`mlock` removal

Status

Option 1 in the proposals below was approved and merged into main in PR #363. Furthermore, there was agreement for the following longer-term plans, without a definite schedule:

Mid-to-long term: Move storage operations to external process, as per option 2 in the RFC.
Very long term: Research secure memory enclave, as per the "long term option" in the RFC.

Summary

To prevent writing sensitive information to disk through swap, Vault used the mlock syscall to prevent any process memory from being swapped out to disk. This never worked perfectly, and while OpenBao has so far retained Vault's usage of mlock, other design decisions made since the fork call the entire mlock design into question.

Problem Statement

mlock is a Posix syscall that will lock some or all of a process's virtual memory in physical memory and prevent it from being paged out to disk. This provides a security advantage for applications like OpenBao, which deal with sensitive information. By using mlock, OpenBao can ensure that sensitive information stays in memory, instead requiring the deploying sysadmin to securely overwrite, encrypt, or disable swap. For this reason, Vault used mlock where possible, and OpenBao has inherited this code so far.

However, for various reasons, discussed in more detail later, mlock can not be used in all situations. It can only be used on Linux and the BSDs, not Windows, macOS, or other platforms. It will also lead to a bug if it is used with Integrated Storage, so while enabling mlock usage on Linux with Integrated Storage is possible, it is discouraged by Vault, and so far this has been retained by OpenBao.

As part of the fork, all external storage options were removed from OpenBao, leaving the Integrated Storage as the sole production-quality storage backend. As a result, in the current state of the codebase, there are zero production-level configurations where it is advisable to have mlock enabled. Nevertheless, mlock is enabled by default on those platforms which support it. This seems less than ideal, and the purpose of this RFC is to discuss how OpenBao's usage of mlock might evolve in a more elegant direction.

User-facing description

Configuring mlock is only relevant to sysadmins maintaining the OpenBao server process. Since it is enabled on Linux by default, they must read the docs (currently rather unclear on this point) to learn that they should disable it. Disabling it requires a single line in the server config.

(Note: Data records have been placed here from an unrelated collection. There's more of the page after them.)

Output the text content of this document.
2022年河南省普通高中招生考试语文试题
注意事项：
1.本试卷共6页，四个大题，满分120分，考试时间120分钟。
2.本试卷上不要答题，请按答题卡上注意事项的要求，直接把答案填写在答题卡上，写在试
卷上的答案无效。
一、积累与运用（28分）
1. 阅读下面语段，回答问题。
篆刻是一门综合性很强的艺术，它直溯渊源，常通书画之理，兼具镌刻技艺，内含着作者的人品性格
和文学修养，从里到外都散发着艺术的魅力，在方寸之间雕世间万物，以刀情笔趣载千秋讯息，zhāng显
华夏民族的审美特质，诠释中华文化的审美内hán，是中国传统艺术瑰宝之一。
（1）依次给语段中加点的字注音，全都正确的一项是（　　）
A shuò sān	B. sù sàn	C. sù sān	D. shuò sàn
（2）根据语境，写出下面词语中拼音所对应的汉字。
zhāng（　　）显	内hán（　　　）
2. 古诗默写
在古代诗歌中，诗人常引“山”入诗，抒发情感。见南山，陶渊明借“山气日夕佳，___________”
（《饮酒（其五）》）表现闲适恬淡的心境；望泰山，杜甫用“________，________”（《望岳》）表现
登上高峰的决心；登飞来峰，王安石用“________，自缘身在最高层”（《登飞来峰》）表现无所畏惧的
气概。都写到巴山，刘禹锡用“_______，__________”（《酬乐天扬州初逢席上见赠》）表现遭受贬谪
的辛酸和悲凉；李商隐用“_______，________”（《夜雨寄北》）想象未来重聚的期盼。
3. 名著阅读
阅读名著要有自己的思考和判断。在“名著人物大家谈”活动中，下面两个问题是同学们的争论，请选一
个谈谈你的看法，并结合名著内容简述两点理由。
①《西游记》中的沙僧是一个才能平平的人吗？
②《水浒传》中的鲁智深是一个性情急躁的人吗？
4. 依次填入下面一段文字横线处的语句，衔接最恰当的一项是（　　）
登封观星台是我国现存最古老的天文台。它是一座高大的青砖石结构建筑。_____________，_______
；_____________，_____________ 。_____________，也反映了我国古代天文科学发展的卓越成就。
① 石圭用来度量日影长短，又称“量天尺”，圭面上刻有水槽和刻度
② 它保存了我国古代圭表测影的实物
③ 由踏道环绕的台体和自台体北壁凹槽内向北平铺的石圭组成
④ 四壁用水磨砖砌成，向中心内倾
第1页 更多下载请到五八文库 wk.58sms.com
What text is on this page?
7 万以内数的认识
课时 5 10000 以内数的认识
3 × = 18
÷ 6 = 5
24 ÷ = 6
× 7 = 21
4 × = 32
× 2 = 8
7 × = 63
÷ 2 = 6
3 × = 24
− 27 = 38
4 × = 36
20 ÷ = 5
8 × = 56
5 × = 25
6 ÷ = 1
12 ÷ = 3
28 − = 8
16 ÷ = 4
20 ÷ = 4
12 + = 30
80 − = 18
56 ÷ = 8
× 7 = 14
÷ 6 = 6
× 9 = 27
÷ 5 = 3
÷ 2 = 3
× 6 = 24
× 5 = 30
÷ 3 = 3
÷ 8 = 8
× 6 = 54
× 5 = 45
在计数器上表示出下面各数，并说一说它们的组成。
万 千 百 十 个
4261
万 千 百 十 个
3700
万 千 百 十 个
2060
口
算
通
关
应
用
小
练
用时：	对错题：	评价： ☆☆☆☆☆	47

Incidentally, if mlock is left enabled, it still may not work out of the box. The Linux kernel limits by default a process's ability to call mlock, and if this capacity is not granted (typically though a line in the systemd service file), then OpenBao will exit with an error on startup. But if mlock is successfully enabled, then since OpenBao only supports Integrated Storage at present, it will attempt to load its entire database into physical memory. If the size of the database exceeds the amount of physical memory, the OOM killer will be forced to kill the OpenBao process, possibly also taking other processes down along the way.

Technical Description

The root cause of many of the complications brought up in this RFC has to do with the interaction between mlock and Go memory allocation. Classically, in C, mlock is only called on a specific region of memory where sensitive information is being stored; all other memory is left free to be paged back to disk. However, this is not possible with Go because:

go's garbage collector can and will move and copy memory as it sees fit. mlock on a go-managed buffer just prevents the original memory location from being swapped out to disk, but does nothing to the copies that the go runtime will periodically create.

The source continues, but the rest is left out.